The Investment Example
You buy a stock at $100 per share and invest $10,000. Six months later, it's worth $5,000 — a devastating 50% loss. A rational question is: based on current fundamentals, is this stock worth holding? Is the business improving or deteriorating? Should I redeploy this $5,000 to a better opportunity?
But the sunk cost fallacy whispers: "You've already lost $5,000. If you sell now, that loss is permanent. Hold and wait for it to recover to $10,000 so you break even."
This logic is backwards. The $5,000 loss is already permanent — it happened when the stock fell from $100 to $50. Selling or holding doesn't change that. The only relevant question is: will this $5,000 generate better returns here or elsewhere?
If you hold a losing stock and it recovers to $8,000, you feel you "only lost" $2,000. But if you'd sold at $5,000 and reinvested in a better opportunity that reached $8,000, you'd have recovered some loss and made a better decision.

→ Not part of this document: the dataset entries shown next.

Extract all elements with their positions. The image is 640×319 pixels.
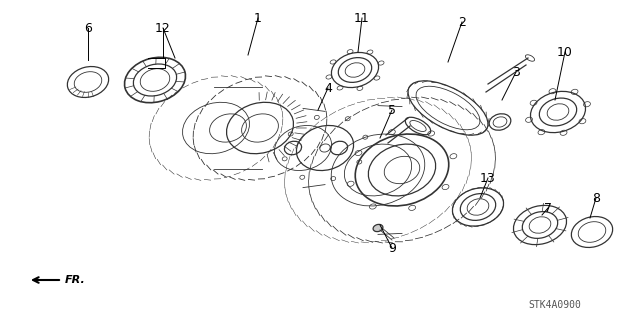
Text: 11: 11 bbox=[354, 11, 370, 25]
Text: 13: 13 bbox=[480, 172, 496, 184]
Text: 8: 8 bbox=[592, 191, 600, 204]
Text: 9: 9 bbox=[388, 241, 396, 255]
Text: 4: 4 bbox=[324, 81, 332, 94]
Text: 10: 10 bbox=[557, 46, 573, 58]
Text: 6: 6 bbox=[84, 21, 92, 34]
Text: 7: 7 bbox=[544, 202, 552, 214]
Text: 2: 2 bbox=[458, 16, 466, 28]
Ellipse shape bbox=[373, 224, 383, 232]
Text: 5: 5 bbox=[388, 103, 396, 116]
Text: FR.: FR. bbox=[65, 275, 86, 285]
Text: STK4A0900: STK4A0900 bbox=[529, 300, 581, 310]
Text: 3: 3 bbox=[512, 65, 520, 78]
Text: 12: 12 bbox=[155, 21, 171, 34]
Text: 1: 1 bbox=[254, 11, 262, 25]
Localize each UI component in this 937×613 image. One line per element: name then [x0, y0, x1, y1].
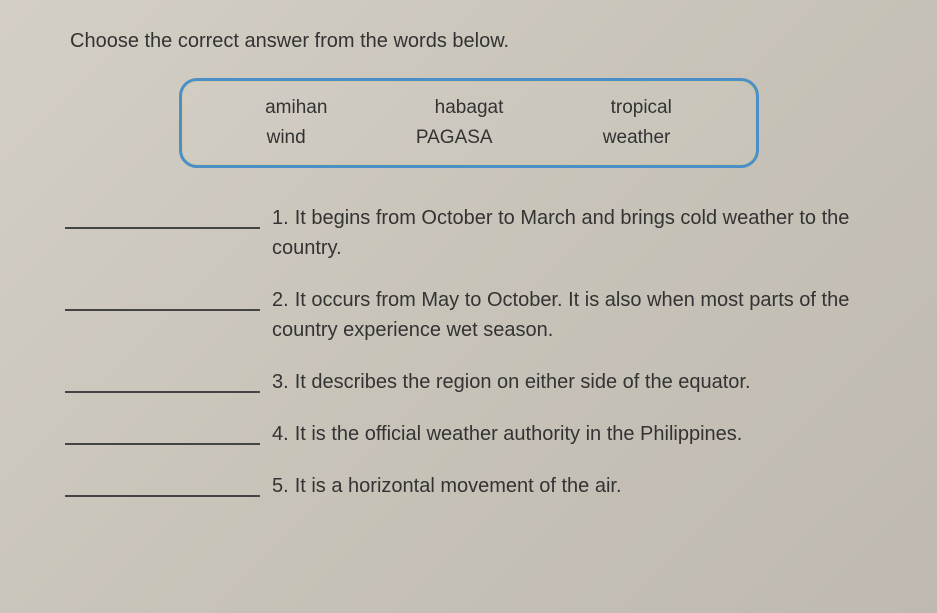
answer-blank-4[interactable]: [65, 423, 260, 445]
word-row-2: wind PAGASA weather: [212, 123, 726, 153]
question-body-3: It describes the region on either side o…: [295, 371, 751, 393]
question-body-1: It begins from October to March and brin…: [272, 207, 849, 259]
word-amihan: amihan: [265, 97, 327, 119]
question-5: 5. It is a horizontal movement of the air…: [65, 471, 887, 501]
answer-blank-3[interactable]: [65, 371, 260, 393]
question-body-2: It occurs from May to October. It is als…: [272, 289, 849, 341]
answer-blank-1[interactable]: [65, 207, 260, 229]
question-num-2: 2.: [272, 289, 289, 311]
word-wind: wind: [267, 127, 306, 149]
question-body-5: It is a horizontal movement of the air.: [295, 475, 622, 497]
question-text-2: 2.It occurs from May to October. It is a…: [272, 285, 887, 345]
question-text-5: 5. It is a horizontal movement of the air…: [272, 471, 887, 501]
question-text-3: 3. It describes the region on either side…: [272, 367, 887, 397]
question-2: 2.It occurs from May to October. It is a…: [65, 285, 887, 345]
question-num-4: 4.: [272, 423, 289, 445]
word-tropical: tropical: [611, 97, 672, 119]
question-4: 4. It is the official weather authority i…: [65, 419, 887, 449]
question-num-3: 3.: [272, 371, 289, 393]
word-pagasa: PAGASA: [416, 127, 493, 149]
questions-list: 1.It begins from October to March and br…: [65, 203, 887, 501]
word-row-1: amihan habagat tropical: [212, 93, 726, 123]
question-3: 3. It describes the region on either side…: [65, 367, 887, 397]
question-text-4: 4. It is the official weather authority i…: [272, 419, 887, 449]
word-bank-box: amihan habagat tropical wind PAGASA weat…: [179, 78, 759, 168]
question-body-4: It is the official weather authority in …: [295, 423, 743, 445]
word-habagat: habagat: [435, 97, 504, 119]
word-weather: weather: [603, 127, 671, 149]
question-1: 1.It begins from October to March and br…: [65, 203, 887, 263]
answer-blank-2[interactable]: [65, 289, 260, 311]
answer-blank-5[interactable]: [65, 475, 260, 497]
question-num-5: 5.: [272, 475, 289, 497]
question-text-1: 1.It begins from October to March and br…: [272, 203, 887, 263]
instruction-text: Choose the correct answer from the words…: [70, 30, 887, 53]
question-num-1: 1.: [272, 207, 289, 229]
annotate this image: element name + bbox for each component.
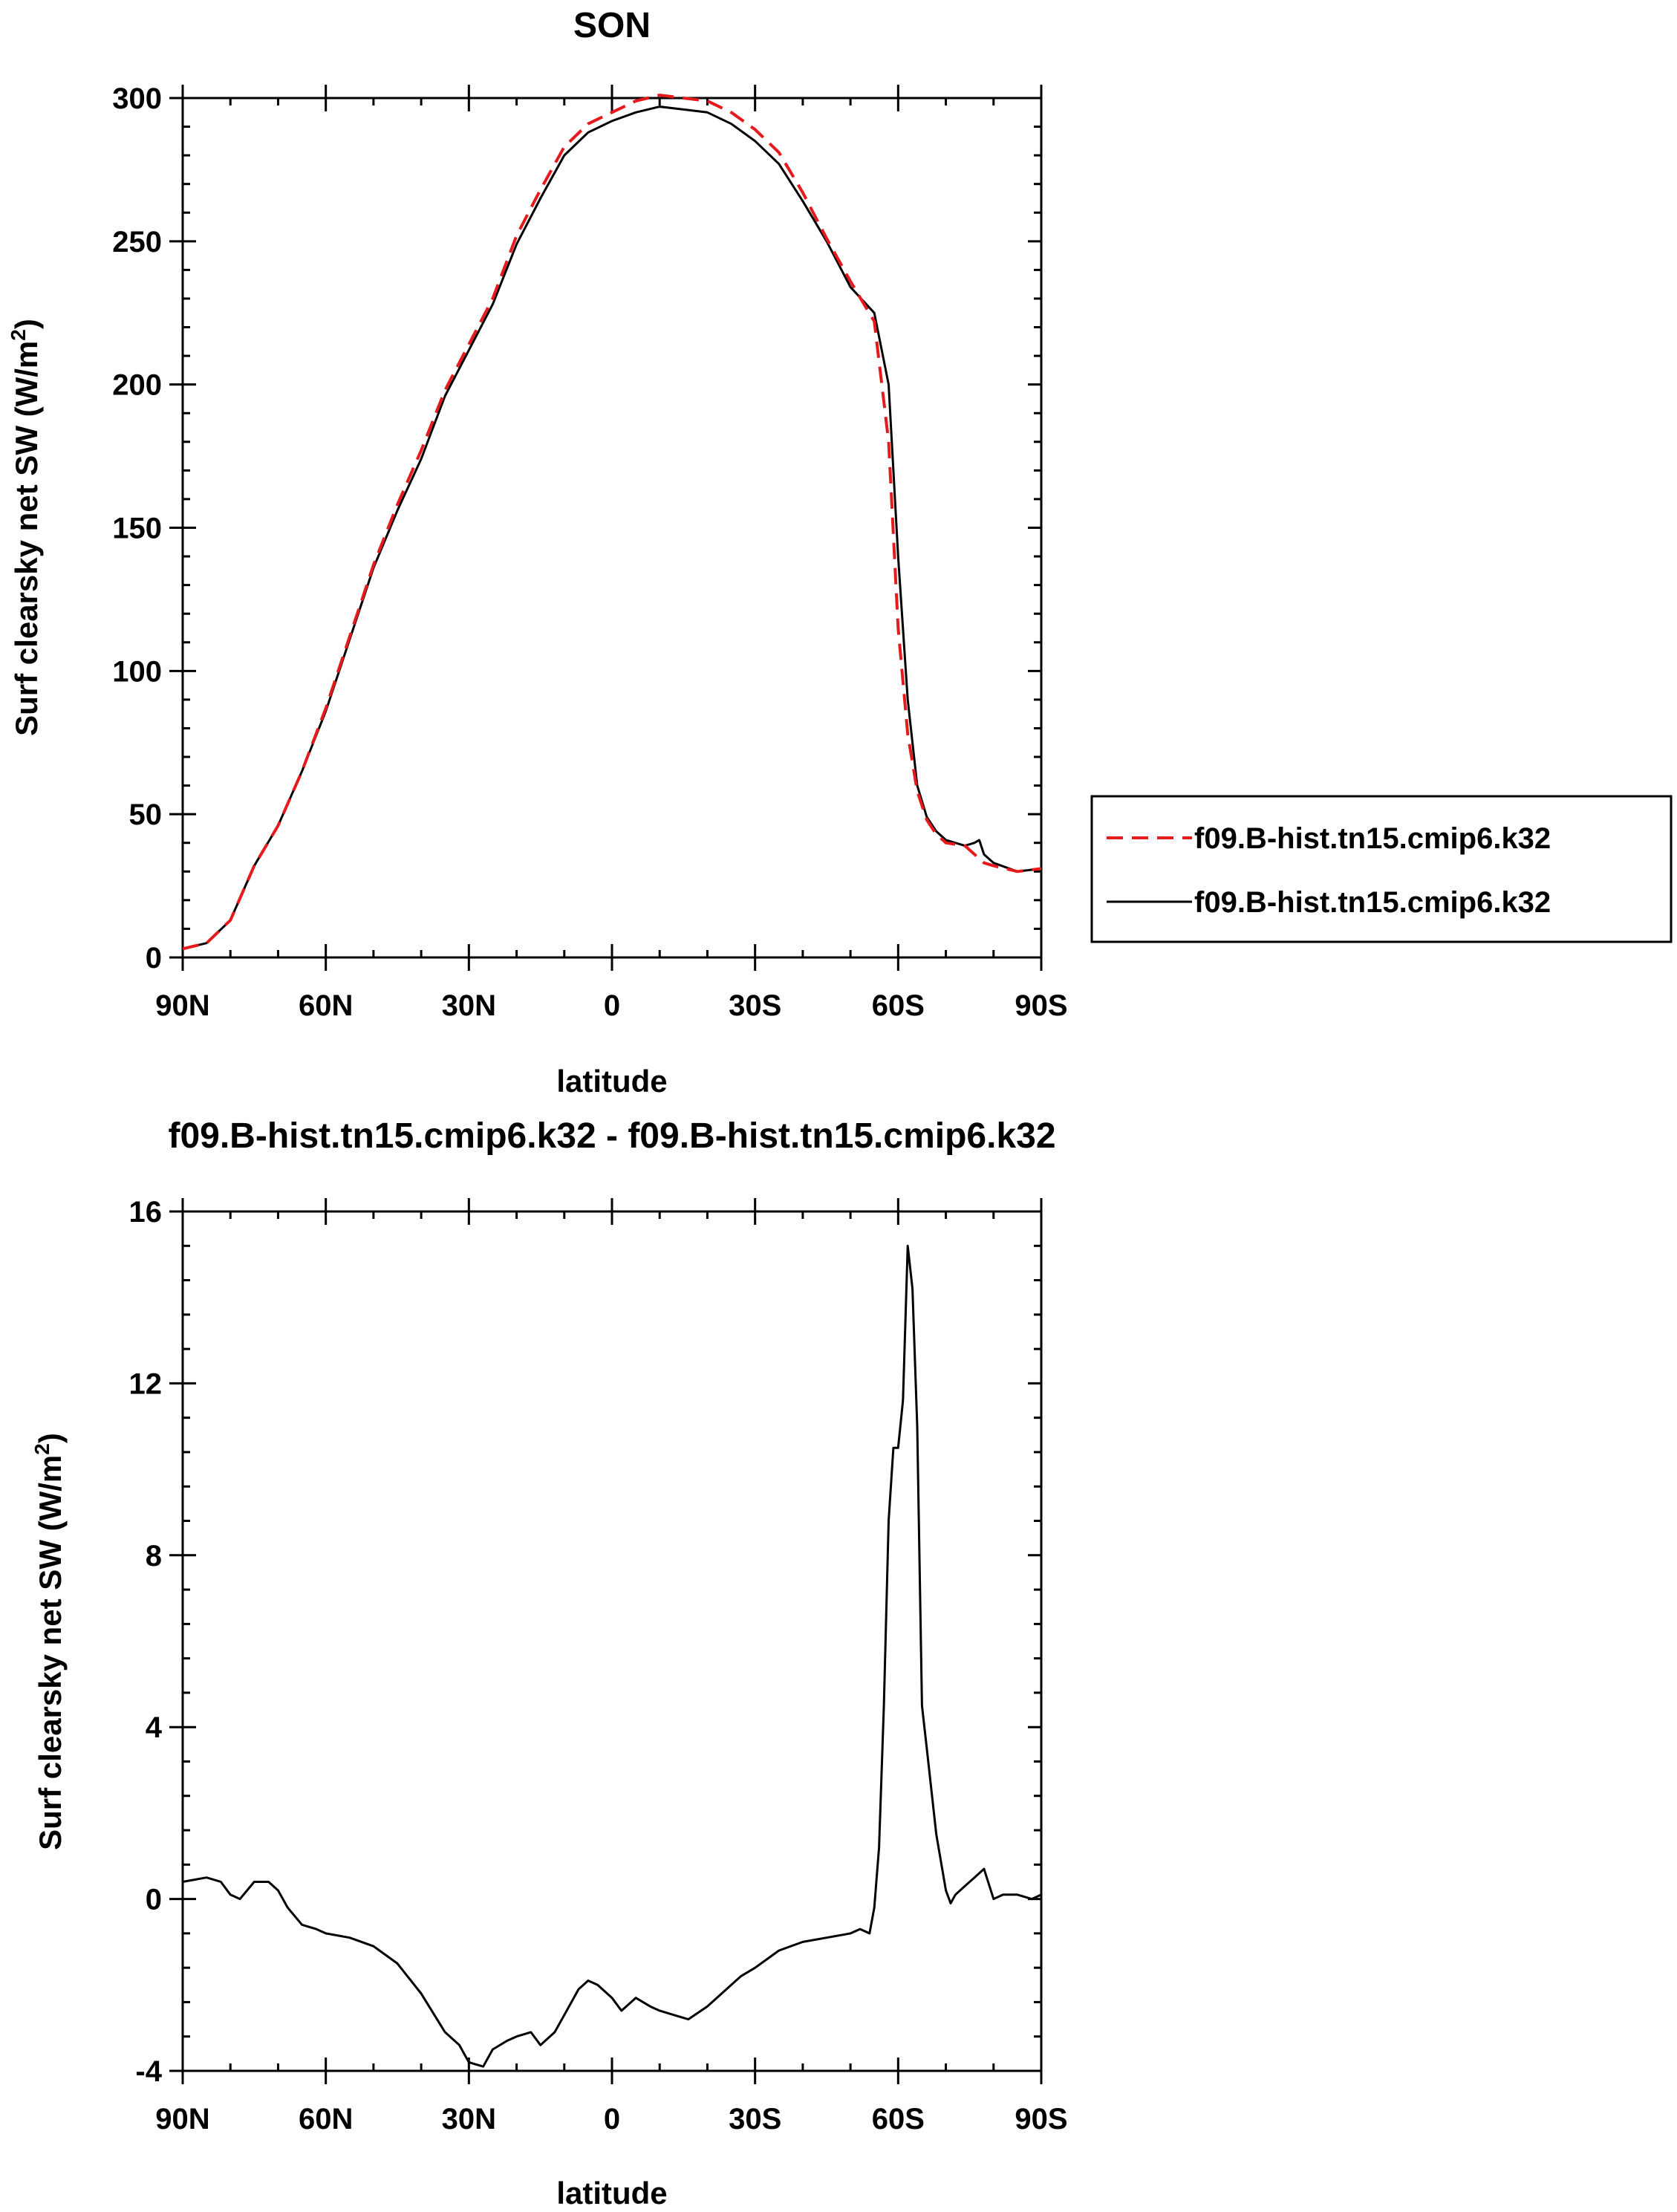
bottom-y-tick-label: 0: [146, 1884, 162, 1916]
top-x-tick-label: 30S: [729, 989, 781, 1022]
bottom-series-line-1: [182, 1244, 1042, 2068]
bottom-chart-title: f09.B-hist.tn15.cmip6.k32 - f09.B-hist.t…: [168, 1116, 1055, 1156]
bottom-x-tick-label: 90S: [1015, 2103, 1067, 2135]
bottom-x-axis-label: latitude: [556, 2176, 667, 2211]
top-series-line-1: [182, 94, 1042, 951]
bottom-y-tick-label: -4: [135, 2055, 162, 2088]
top-x-tick-label: 90N: [155, 989, 209, 1022]
bottom-x-tick-label: 30S: [729, 2103, 781, 2135]
top-y-tick-label: 250: [112, 226, 162, 258]
top-x-tick-label: 60S: [872, 989, 925, 1022]
bottom-panel: f09.B-hist.tn15.cmip6.k32 - f09.B-hist.t…: [30, 1116, 1068, 2211]
bottom-x-tick-label: 60S: [872, 2103, 925, 2135]
top-series-line-2: [182, 105, 1042, 950]
top-x-axis-label: latitude: [556, 1064, 667, 1099]
top-chart-title: SON: [573, 6, 651, 45]
bottom-x-tick-label: 30N: [442, 2103, 496, 2135]
top-x-axis: 90N 60N 30N 0 30S 60S 90S: [155, 85, 1068, 1022]
top-y-axis: 0 50 100 150 200 250 300: [112, 82, 1041, 975]
bottom-plot-frame: [181, 1210, 1043, 2072]
top-y-tick-label: 150: [112, 513, 162, 545]
top-plot-frame: [181, 97, 1043, 959]
bottom-y-tick-label: 4: [146, 1711, 163, 1744]
top-y-tick-label: 50: [129, 798, 163, 831]
top-x-tick-label: 30N: [442, 989, 496, 1022]
bottom-y-axis-label-text: Surf clearsky net SW (W/m: [33, 1455, 68, 1850]
top-y-tick-label: 100: [112, 655, 162, 688]
bottom-x-axis: 90N 60N 30N 0 30S 60S 90S: [155, 1198, 1068, 2135]
top-x-tick-label: 90S: [1015, 989, 1067, 1022]
bottom-y-tick-label: 16: [129, 1196, 163, 1229]
top-x-tick-label: 0: [604, 989, 620, 1022]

The sunk cost fallacy prevented the right choice.
Real-World Examples
Business ventures: You invested $50,000 in a business three years ago. It's failing. A rational analysis: the business will likely continue failing and burn another $20,000 before shutting down. The right decision is to shut it down now, salvage what remains, and redeploy the $50,000 base.
But sunk cost fallacy says: "I've already invested $50,000; I can't walk away. Let me invest another $20,000 to see if we can turn it around." This is doubling down on a losing bet because of past losses.
Education: You spent $40,000 on a degree in a field you hate. A sunk cost fallacy response is to stay in that field because you've "invested so much." The rational response is: the $40,000 is gone regardless. Where will I have a better career — here or elsewhere?
The Key Insight
Sunk costs are irrelevant to all decisions. They happened in the past. Future decisions should be based on future value, not past prices.
A decision framework that ignores sunk costs: evaluate the asset's future prospects and value. If it's no longer worth holding, sell it. The fact that you overpaid in the past is information about your past judgment. It's not guidance for your present decision.